Section 2. Congress shall have power to enforce this article by appropriate legislation.
Where are we today? Prisoners are trying to organize to protest involuntary labor
In a quote from the article titled "How to Organize the Largest US Prison Strike Ever … From Inside Prison"
Phillip Ruiz, a former inmate who works with the Incarcerated Workers Organizing Committee, spent nine out of ten years of his sentence in solitary confinement as punishment for repeatedly organizing work stoppages, hunger strikes, and sit-downs strikes while incarcerated. Organizing a strike beyond an individual prison’s walls adds another layer of difficulty. “Unless it’s to an attorney, outside communications like letters and phone calls can be read, reviewed, or supervised,” says Donald Specter, executive director of the Prison Law Office. That can seriously hinder an inmate’s ability to organize.
But modern technology has afforded them new, more private avenues for communication. Visitors and prison guards smuggle in cell phones, a brisk trade that prison authorities are constantly working on trying to stop or at least discourage by deadening phone signals. But those efforts haven’t worked. “Contraband cellphones make it into facilities all the time,” says Electronic Frontier Foundation investigative researcher Dave Maass.
Is Internet access a human right?
If it is, then prisoners have just as much of a right to it as anyone. On the other hand the United States Constitution provides authority to allow involuntary servitude and this loophole is being abused. Private prisoners now seek to profit from prison labor, and this is a sort of exploit to produce cheap labor. If immigration is reduced, such as if a wall is built at the border, what impact might it have on the private prison industry. Cheap labor will still be in demand so where will it come from?
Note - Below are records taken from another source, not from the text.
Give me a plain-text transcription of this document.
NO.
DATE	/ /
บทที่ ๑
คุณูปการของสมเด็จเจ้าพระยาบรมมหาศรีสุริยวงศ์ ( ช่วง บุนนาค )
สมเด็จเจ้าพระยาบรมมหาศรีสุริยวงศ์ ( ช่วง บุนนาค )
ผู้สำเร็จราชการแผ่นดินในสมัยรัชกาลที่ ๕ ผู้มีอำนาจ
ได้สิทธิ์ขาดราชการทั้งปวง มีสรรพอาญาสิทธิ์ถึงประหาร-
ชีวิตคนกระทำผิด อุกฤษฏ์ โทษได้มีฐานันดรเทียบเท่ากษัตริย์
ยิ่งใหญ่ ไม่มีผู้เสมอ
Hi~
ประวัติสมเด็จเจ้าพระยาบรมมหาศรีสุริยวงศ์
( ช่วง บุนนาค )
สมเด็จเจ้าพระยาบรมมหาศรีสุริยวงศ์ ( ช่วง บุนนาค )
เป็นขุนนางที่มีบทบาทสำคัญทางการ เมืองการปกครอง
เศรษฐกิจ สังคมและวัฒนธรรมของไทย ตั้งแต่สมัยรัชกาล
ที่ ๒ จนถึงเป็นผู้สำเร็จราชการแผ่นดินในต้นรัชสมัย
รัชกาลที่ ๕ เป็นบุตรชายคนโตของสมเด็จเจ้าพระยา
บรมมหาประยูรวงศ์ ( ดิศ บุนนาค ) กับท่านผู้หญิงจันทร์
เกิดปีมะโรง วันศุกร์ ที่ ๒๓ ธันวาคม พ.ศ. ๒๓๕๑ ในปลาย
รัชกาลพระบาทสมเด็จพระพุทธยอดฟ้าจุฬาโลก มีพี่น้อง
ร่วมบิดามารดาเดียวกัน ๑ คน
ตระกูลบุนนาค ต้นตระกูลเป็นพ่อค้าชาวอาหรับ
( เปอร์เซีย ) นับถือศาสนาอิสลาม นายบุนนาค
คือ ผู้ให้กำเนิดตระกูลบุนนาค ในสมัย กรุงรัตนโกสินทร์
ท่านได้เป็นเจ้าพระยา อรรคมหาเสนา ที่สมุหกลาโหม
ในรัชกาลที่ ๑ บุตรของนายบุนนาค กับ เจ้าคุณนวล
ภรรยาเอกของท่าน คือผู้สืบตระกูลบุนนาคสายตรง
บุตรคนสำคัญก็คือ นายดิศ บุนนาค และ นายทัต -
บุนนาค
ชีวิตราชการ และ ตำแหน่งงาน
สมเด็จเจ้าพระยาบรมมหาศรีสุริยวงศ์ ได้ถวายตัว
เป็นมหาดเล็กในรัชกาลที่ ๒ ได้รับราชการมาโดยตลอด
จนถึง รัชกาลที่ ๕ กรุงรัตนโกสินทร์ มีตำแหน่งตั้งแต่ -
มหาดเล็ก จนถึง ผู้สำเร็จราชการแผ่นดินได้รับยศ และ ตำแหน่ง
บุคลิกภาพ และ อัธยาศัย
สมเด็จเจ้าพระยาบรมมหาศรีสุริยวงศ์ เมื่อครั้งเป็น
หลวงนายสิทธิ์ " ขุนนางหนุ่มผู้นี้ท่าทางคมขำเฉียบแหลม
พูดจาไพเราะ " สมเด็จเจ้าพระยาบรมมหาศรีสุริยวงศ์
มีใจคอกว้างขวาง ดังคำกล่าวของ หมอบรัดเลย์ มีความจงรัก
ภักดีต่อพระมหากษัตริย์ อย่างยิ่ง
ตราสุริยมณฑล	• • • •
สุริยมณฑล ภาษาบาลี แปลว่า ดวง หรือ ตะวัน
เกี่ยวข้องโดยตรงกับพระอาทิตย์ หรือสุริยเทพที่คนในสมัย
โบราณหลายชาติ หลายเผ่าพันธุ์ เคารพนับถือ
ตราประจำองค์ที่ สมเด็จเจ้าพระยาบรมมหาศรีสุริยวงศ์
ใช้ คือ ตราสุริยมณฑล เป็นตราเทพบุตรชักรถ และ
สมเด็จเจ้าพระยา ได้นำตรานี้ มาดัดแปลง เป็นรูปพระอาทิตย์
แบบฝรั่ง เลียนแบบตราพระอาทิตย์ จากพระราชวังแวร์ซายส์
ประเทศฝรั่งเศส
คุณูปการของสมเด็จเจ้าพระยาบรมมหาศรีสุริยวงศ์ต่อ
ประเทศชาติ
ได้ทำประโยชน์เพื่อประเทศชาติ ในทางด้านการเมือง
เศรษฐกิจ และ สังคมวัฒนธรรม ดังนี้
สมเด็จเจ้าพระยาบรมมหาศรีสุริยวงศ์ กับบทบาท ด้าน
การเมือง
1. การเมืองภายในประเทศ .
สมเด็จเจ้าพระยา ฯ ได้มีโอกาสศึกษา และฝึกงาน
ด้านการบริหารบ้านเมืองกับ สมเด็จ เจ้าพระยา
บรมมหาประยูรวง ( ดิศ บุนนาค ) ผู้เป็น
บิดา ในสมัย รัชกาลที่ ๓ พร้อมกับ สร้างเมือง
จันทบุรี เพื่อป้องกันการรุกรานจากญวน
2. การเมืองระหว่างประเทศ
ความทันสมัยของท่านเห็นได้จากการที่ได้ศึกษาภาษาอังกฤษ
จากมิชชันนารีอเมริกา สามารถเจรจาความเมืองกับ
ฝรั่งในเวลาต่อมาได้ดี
There will remain a demand for cheap labor, whether the United States gets it from prisoners, or illegal immigrants, and loopholes in the law will be exploited for profit if it is legal for private prisons to exist and corporations to use them. In my opinion, prisoners should have Internet access and the right to vote, as they are still United States Citizens and are still human beings. But I don't make the laws, and I also don't know if it's possible to change the words in the Constitution which enable private prisons to create involuntary servants, because it's a clear loophole which with over a million prisoners, the United States is clearly exploiting by numbers.
But just pointing out the existence of an inmate’s social media account usually isn’t enough to warrant its removal. Facebook is a private company. It can remove or not remove accounts as it pleases. But after facing criticism for undue censorship (which continues to this day), Facebook has become a bit more lenient when it comes to prisons: in the last six months of 2015, the social media platform took down 53 US inmates’ accounts and 74 inmate accounts in the UK. The reasoning? According to a Facebook spokesperson, disabling inmate accounts can happen a few different ways. Facebook will disable accounts when prisons prove that they have the authority make that call, which only applies in places like Alabama, which has a law specifically forbidding inmate access to social media.
Suppose for sake of argument that prisoners found a way to post on Steemit? Would Steemit be a good place for people in prison to write, blog, and tell their stories, and be rewarded with upvotes?